A Clear and Concrete Guide to Setting Boundaries
A Clear and Concrete Four-Step Guide to Setting Boundaries
We women are very lucky to live in today’s era of self-care. FINALLY, it’s cool to be kind to yourself. *virtual fist bump online wellness community*
Sexy self-care products are being plastered across our screens every day. We’re talking jade rollers, hormone-balancing supplements, face masks, weighted blankets, collagen, dry brushes, bath bombs… you guys, we could literally go on for pages. And we are HERE FOR IT.
But what the internet forgets to tell us about is the less sexy side of self-care: the hard work that goes into it. Because self-care, ultimately, is about strengthening our focus and protecting ourselves from the negative effects of stress and burnout. Unfortunately, purchasing a jade roller on Amazon isn’t going to instantly make that happen.
Think of it like your muscles: you can buy all the gym equipment and protein powder in the world, but you aren’t going to feel strong and your muscles aren’t going to magically appear under your skin until you PUT THE WORK IN: consciously and consistently.
This time of year, I find that one self-care “exercise”, so-to-speak, is extra important.
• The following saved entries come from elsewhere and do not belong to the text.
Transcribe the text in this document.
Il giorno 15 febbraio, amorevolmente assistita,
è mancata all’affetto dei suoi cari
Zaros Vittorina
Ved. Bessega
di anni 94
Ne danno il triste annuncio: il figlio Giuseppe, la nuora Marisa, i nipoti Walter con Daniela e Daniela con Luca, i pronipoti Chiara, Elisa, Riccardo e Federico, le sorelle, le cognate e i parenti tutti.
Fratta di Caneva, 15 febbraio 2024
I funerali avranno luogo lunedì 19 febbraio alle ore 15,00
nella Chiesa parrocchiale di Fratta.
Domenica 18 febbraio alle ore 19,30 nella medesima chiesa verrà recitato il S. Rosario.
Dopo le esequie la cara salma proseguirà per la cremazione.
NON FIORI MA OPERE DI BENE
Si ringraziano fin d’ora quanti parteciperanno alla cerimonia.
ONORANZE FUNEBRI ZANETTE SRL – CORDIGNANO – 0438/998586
In fact, we would go so far to say CRUCIAL, and that is setting boundaries.
Study after study show that women self-validate through their relationships with others. We probably don’t have to tell you that this translates to us having a difficult time saying that dreaded word… “no”.
Luckily, boundaries are a great tool that we can use to protect ourselves from burnout and develop authentic relationships with others without sacrificing our own comfort. And to help with that, we’ve created a four-step guide to simplify, create, and enforce concrete boundaries in your own life.
Step 1: Identify what needs to be protected by your boundaries.
We always start with three questions: What do I need? What are my rights and values? And finally, what is causing me emotional stress?
For example, I know what it’s like to spend years fighting an eating disorder, so when I ask myself those questions I come up with things like: I have the right to eat whatever I want. I need people to stop commenting on my weight. People talking about diets, cleanses, and obsessive workout programs cause me stress.
Step 2: Create a clear verbal response to items that violate your needs, rights, and values, and then WRITE IT DOWN.
Have a go-to sentence that you can say that clearly identifies your boundaries to others. If you’re totally lost here, try the following template:
I respect that you _________, but it makes me feel _________ and what I need is _________.
Look, we’re not going to lie, it takes practice to get comfortable asserting yourself, and you have to get used to the potential five-second awkward moment. But the outcome is worth it in the long-run, and you may be surprised at how many people feel the same way you do but don’t feel comfortable enough to communicate it.
Following the example from step one, my sentence may be something like: Auntie Susan, I respect that you choose to follow a paleo diet, but it makes me feel anxious and frustrated when you talk about your diets and what I need is space from diet culture.
Step 3: Assert your boundaries.
This seems obvious, but it is sometimes the hardest step. Once you write down your sentences, you need to actually say them. Don’t let people bully you into giving more excuses, or peer pressure you into saying yes to things that you don’t want to do. You absolutely don’t need excuses for your boundaries, and you can say no. The only people who benefit from you NOT having boundaries are the people who are exploiting you for having none.
Following the example above, if I’ve communicated my boundaries to my family, but a family member still asks me to join them for an event that sounds triggering—like a crossfit workout or low-calorie cooking class—I can say no, and that’s okay. I don’t need to provide more excuses (I’m busy that day! I feel sick!) and I don’t need to feel guilty for passing it up.
Step 4: Acknowledge and honor the boundaries of others.
Okay so this step doesn’t directly relate to YOUR boundaries, per se, but it is still incredibly important. Remember that everyone has boundaries and respecting the boundaries of others will make them feel more secure in your relationship and encourage them to do the same for you.
Boundaries aren’t for keeping people out of our lives. We create them so that we can foster strong, secure, and authentic relationships. By following the three steps above, you’re practicing a form of self-care that allows you to protect yourself and grow closer to others. So grab that jade roller, pour yourself a coconut milk matcha latte, and jot down your oh-so-important boundaries.